A roadside breakdown is a breakdown, or is it? Fleet owners know. 70% of commercial vehicles roadside breakdowns follow a similar procedure; report breakdown, assign mechanic, attend vehicle, require more parts, fix vehicle or tow to the workshop. Standard. But the 30%? It may just cripple your business. Hindered multiple stakeholder visibility, complex decision-making structures (including payment structures) and a myriad of inter-supplier communication provide a melting pot of often, inaction on the road, reducing up-time for customers. Problems in commercial vehicle roadside breakdowns include:

1) Roadside breakdowns are traditionally geared towards passenger vehicles:

The commercial vehicle breakdown model is different. It compromises the obvious steps, but not the decision-making nuances. Pick towing for example, does the tow truck need a permit to be allowed on-site? Who and how is this communicated? Who chases the mechanic or the truck? The complexity of commercial vehicle breakdowns, stakeholders required, and complexity of jobs require immediate decisions need to be made.

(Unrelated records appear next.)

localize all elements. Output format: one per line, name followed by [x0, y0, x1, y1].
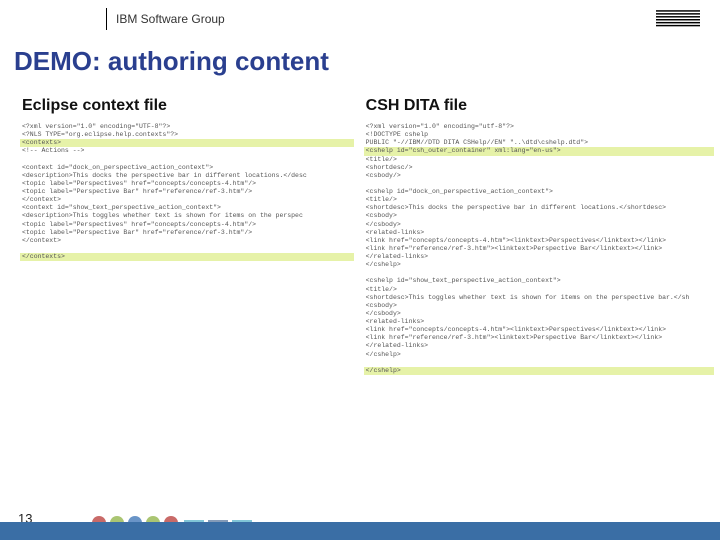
code-line	[20, 245, 354, 253]
ibm-logo-icon	[656, 10, 700, 33]
code-line: <csbody/>	[364, 172, 714, 180]
code-line: </cshelp>	[364, 367, 714, 375]
code-line: <csbody>	[364, 212, 714, 220]
code-line: <topic label="Perspective Bar" href="ref…	[20, 188, 354, 196]
code-line: <link href="reference/ref-3.htm"><linkte…	[364, 334, 714, 342]
code-line: <description>This docks the perspective …	[20, 172, 354, 180]
code-line: <context id="dock_on_perspective_action_…	[20, 164, 354, 172]
code-line: <title/>	[364, 286, 714, 294]
slide-title: DEMO: authoring content	[0, 38, 720, 91]
code-line: </related-links>	[364, 253, 714, 261]
code-line: <topic label="Perspectives" href="concep…	[20, 180, 354, 188]
code-line: </related-links>	[364, 342, 714, 350]
code-line: <title/>	[364, 156, 714, 164]
code-line	[364, 269, 714, 277]
code-line: <link href="reference/ref-3.htm"><linkte…	[364, 245, 714, 253]
code-line: </cshelp>	[364, 351, 714, 359]
code-line: </csbody>	[364, 310, 714, 318]
header-group-label: IBM Software Group	[106, 12, 225, 26]
content-columns: Eclipse context file <?xml version="1.0"…	[0, 91, 720, 375]
code-line: </context>	[20, 237, 354, 245]
code-line: <cshelp id="dock_on_perspective_action_c…	[364, 188, 714, 196]
code-line: <csbody>	[364, 302, 714, 310]
code-line: <shortdesc/>	[364, 164, 714, 172]
code-line: <!DOCTYPE cshelp	[364, 131, 714, 139]
code-line: PUBLIC "-//IBM//DTD DITA CSHelp//EN" "..…	[364, 139, 714, 147]
code-line	[364, 180, 714, 188]
code-line: <link href="concepts/concepts-4.htm"><li…	[364, 326, 714, 334]
code-line	[20, 156, 354, 164]
right-heading: CSH DITA file	[366, 97, 714, 115]
code-line: <!-- Actions -->	[20, 147, 354, 155]
code-line: <?NLS TYPE="org.eclipse.help.contexts"?>	[20, 131, 354, 139]
code-line: <contexts>	[20, 139, 354, 147]
code-line: </contexts>	[20, 253, 354, 261]
code-line: <topic label="Perspective Bar" href="ref…	[20, 229, 354, 237]
code-line: <shortdesc>This toggles whether text is …	[364, 294, 714, 302]
code-line: <topic label="Perspectives" href="concep…	[20, 221, 354, 229]
code-line	[364, 359, 714, 367]
left-column: Eclipse context file <?xml version="1.0"…	[20, 91, 354, 375]
code-line: <related-links>	[364, 229, 714, 237]
slide-header: IBM Software Group	[0, 0, 720, 38]
csh-dita-code: <?xml version="1.0" encoding="utf-8"?><!…	[364, 123, 714, 375]
code-line: <cshelp id="csh_outer_container" xml:lan…	[364, 147, 714, 155]
code-line: </cshelp>	[364, 261, 714, 269]
code-line: <link href="concepts/concepts-4.htm"><li…	[364, 237, 714, 245]
slide-footer: 13	[0, 504, 720, 540]
code-line: <context id="show_text_perspective_actio…	[20, 204, 354, 212]
code-line: <related-links>	[364, 318, 714, 326]
code-line: <cshelp id="show_text_perspective_action…	[364, 277, 714, 285]
code-line: <?xml version="1.0" encoding="utf-8"?>	[364, 123, 714, 131]
header-divider	[106, 8, 107, 30]
code-line: </context>	[20, 196, 354, 204]
right-column: CSH DITA file <?xml version="1.0" encodi…	[364, 91, 714, 375]
code-line: </csbody>	[364, 221, 714, 229]
code-line: <description>This toggles whether text i…	[20, 212, 354, 220]
left-heading: Eclipse context file	[22, 97, 354, 115]
footer-bar	[0, 522, 720, 540]
code-line: <shortdesc>This docks the perspective ba…	[364, 204, 714, 212]
code-line: <title/>	[364, 196, 714, 204]
code-line: <?xml version="1.0" encoding="UTF-8"?>	[20, 123, 354, 131]
eclipse-context-code: <?xml version="1.0" encoding="UTF-8"?><?…	[20, 123, 354, 261]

2) Multiple stakeholders complicate visibility:

Coupled with complex lines of departmental design and responsibility, suppliers and customers are often reduced to “Whatsapp” groups to manage breakdowns in an informal reactive setting, rather than a collaborative and visible one. Frustrations on an open platform without the correct party(ies) involvement are often counter-productive to vehicle up-time. Analyzing elements of a breakdown is limited to a customer or supplier scrolling through several messages, choosing the right answer rather than analysing the breakdown end-to-end.

3) Workshop challenges:

Recent shifts in the current economic climate have reduced staffing and in cases productive staff, such as mechanics. Visibility of breakdown workload and optimizing technicians to perform breakdowns urgently have become business-critical. This visibility and the breaking down of the breakdown process from end to end has become vital to optimize human and technical resources and to improve efficiencies in each step of the breakdown process.

4) Safety Challenges:

Fleet owners’ concerns about their respective drivers and loads include safety as a primary requirement in Southern Africa. Mechanics dispatched to a vehicle involved in looting are subject to dangers that at times make it impossible for safe retrieval of the vehicle. Relationships and visibility of Service Providers such as towing companies to tow vehicles in unsafe areas have become business-critical.

Commercial vehicles’ roadside breakdowns are different. The complexity, decision-making, and involvement of stakeholders hold precedence in the potential undoing of a logistics model. Visibility allows everyone to take action, rather than waiting until it is just too late.